More pressure from ‘buyside’ industry to planned reforms

The main European insurance industry trade body, Insurance Europe, is formally resisting demands from the European Commission for greater disclosure around investors’ engagement with companies.
It’s the latest pressure on the planned revision to the Shareholder Rights Directive, one of the main elements governing institutional investment in Europe. The reforms were tabled last spring by the then Internal Markets Commissioner Michel Barnier.
In September, PensionsEurope, the Brussels-based trade body for European pension schemes warned the directive’s provision covering disclosure of investor engagement with companies could cause unnecessary red tape and ‘box-ticking’.
Now, its fellow trade group, which represents 34 national member bodies accounting for 95% of total European premium income, has expressed its concerns in a brief position paper.
While welcoming the ‘comply or explain’ characteristic of the directive as it relates to engagement, Insurance Europe says it is “too arbitrary” and not clear enough to be “fully understandable”.
It warns of “unintended consequences” of disclosing sensitive engagements. “At the extreme, public disclosure of a disagreement between a company and their shareholders could impact shareholder value,” the group says. The industry holds around 18% of the European equity market.
Insurance Europe also weighs in heavily on the disclosure requirements, in the draft text, on the relationship between institutional investors and their asset managers.“Insurance Europe does not understand what the public interest is in such a disclosure,” it says.
Specifically, it is calling for the deletion of a requirement about how asset mangers are incentivised to align strategy with the profile and duration of liabilities, calling it “misleading”.

The rationale is that an investor, as part of overall strategic portfolio view, may want to use an asset manager with a short-term investment if that contributes to an enhanced portfolio performance. The institutional investors will themselves assess the asset liability matching at a total portfolio level.
The insurance lobby group also wants deleted the requirement for investors to disclose how their equity investment strategy is aligned with the profile and duration of their liabilities and how it contributes to the medium to long-term performance of their assets.

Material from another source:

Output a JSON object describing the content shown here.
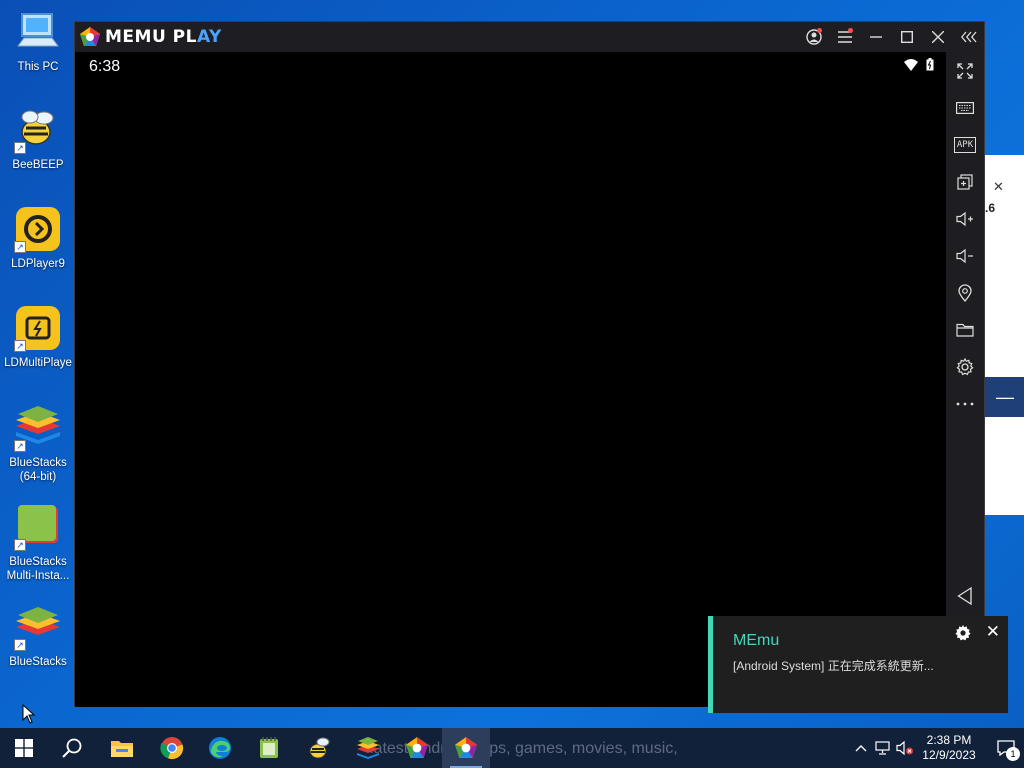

Lastly Insurance Europe takes issue with the whole section of the text dealing with the transparency of asset managers. This provision tackles investment decisions based on medium-to-long-term performance of the investee company, including non-financial performance, portfolio composition and turnover, securities lending and the role of proxy advisors. Insurance Europe says it sees “no clear benefit” of it – and warns it raises “significant confidentiality concerns”.
Earlier this month, RI reported that Jeroen Hooijer, Head of Unit, Corporate Governance and Corporate Social Responsibility at the European Commission, was optimistic a revised text of the directive would be in place by the end of the year.